PortSwigger-Writeups

Lab: Reflected XSS into HTML context with most tags and attributes blocked

Difficulty: Practioner

Vulnerability: Reflected XSS with WAF Evasion

Lab Link: https://portswigger.net/web-security/cross-site-scripting/contexts/lab-html-context-with-most-tags-and-attributes-blocked

1. The Goal

The objective of this lab was to execute a Cross-Site Scripting (XSS) attack in a search function protected by a strict Web Application Firewall (WAF).

My goal was to identify a single allowed HTML tag and a compatible event handler, then bypass the need for user interaction to execute the print() function automatically.

2. Reconnaissance (Fuzzing)

I started by testing standard XSS vectors (

a1

To find a bypass, I used Burp Suite Intruder to fuzz for allowed tags.

Phase 1: Tag Enumeration

  1. I intercepted the search request: GET /?search=<§test§>
  2. I loaded the standard PortSwigger XSS Cheat Sheet tag list.
  3. I analysed the response. Most returned 400, but one tag returned
  4. 200 OK and was reflected raw: <body>

a2 a3 a5

Phase 2: Attribute Enumeration Next, I needed an event handler compatible with the <body> tag.

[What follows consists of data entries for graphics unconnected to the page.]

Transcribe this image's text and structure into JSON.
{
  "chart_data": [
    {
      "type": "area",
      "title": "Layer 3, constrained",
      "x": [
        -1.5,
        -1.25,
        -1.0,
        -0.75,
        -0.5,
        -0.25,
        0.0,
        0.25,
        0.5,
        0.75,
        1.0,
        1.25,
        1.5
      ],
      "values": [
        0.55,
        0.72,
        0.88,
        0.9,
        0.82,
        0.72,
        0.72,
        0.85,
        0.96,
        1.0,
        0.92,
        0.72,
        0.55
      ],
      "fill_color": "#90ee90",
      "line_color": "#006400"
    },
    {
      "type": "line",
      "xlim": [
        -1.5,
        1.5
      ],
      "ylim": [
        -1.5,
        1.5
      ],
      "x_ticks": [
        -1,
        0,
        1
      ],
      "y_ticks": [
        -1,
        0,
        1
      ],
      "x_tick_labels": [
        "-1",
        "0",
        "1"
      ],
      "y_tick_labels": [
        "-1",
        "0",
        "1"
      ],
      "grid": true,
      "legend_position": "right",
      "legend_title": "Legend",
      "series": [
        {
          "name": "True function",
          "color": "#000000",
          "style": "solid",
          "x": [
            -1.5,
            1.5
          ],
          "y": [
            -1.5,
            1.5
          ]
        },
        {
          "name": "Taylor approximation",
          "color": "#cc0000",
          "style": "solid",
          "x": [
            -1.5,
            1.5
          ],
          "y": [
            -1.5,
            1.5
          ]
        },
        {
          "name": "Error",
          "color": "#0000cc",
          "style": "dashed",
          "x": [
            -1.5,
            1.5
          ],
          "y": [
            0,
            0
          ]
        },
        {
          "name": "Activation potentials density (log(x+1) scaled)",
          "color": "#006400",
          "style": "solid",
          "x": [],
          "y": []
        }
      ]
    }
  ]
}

  1. I configured the payload position: GET /?search=<body+§event§=1>
  2. I loaded the Events list.
  3. I found that the onresize event returned 200 OK.

a6 a7

3. Code Analysis (The Constraint)

I had a working vector: <body onresize=print()>.

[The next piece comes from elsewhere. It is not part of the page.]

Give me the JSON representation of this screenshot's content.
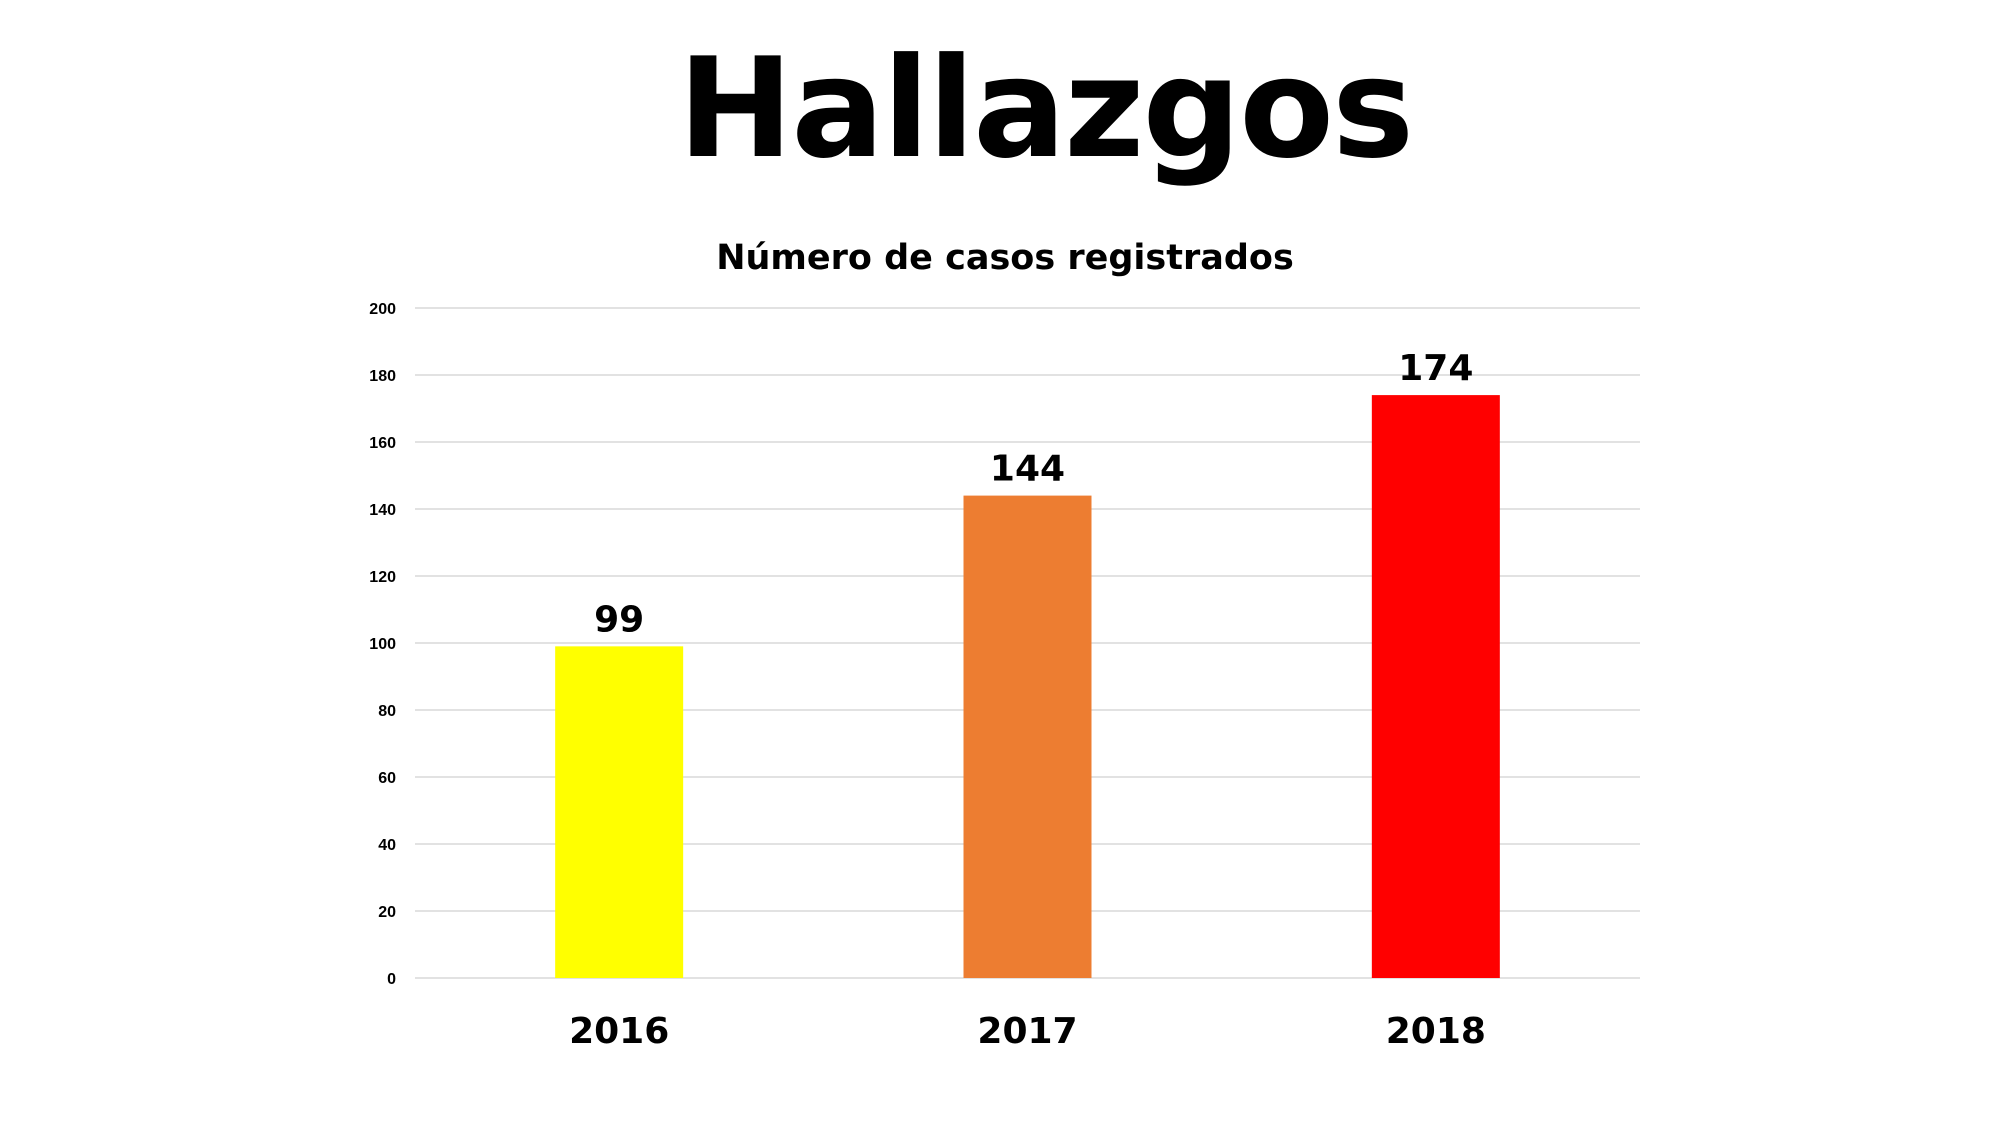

However, the onresize event only fires when the browser window changes dimensions. I could not rely on a victim manually resizing their browser. I needed a delivery mechanism to force this interaction.

4. The Exploit Strategy

I chose to use the Exploit Server to host an iframe attack.

The Logic:

  1. Trap: Load the vulnerable lab page inside an iframe on my exploit page.
  2. Trigger: Use JavaScript on my page (onload) to programmatically change the width of the iframe.
  3. Execution: The browser inside the iframe detects the size change, fires the onresize event (from my injected <body> tag), and executes the payload.

a8

5. The Payload

I constructed the following HTML for the Exploit Server body:

<iframe src="[https://YOUR-LAB-ID.web-security-academy.net/?search=%3Cbody%20onresize=print()%3E](https://YOUR-LAB-ID.web-security-academy.net/?search=%3Cbody%20onresize=print()%3E)"
        onload="this.style.width='100px'">
</iframe>

a9

Note: I URL-encoded the payload (%3C, %3E) to ensure the iframe src attribute remained valid.

6. Execution
  1. I pasted the payload into the Exploit Server.
  2. I clicked “Deliver exploit to victim.”
  3. The victim visited my page, the iframe loaded, resizing itself, and the print() function executed automatically.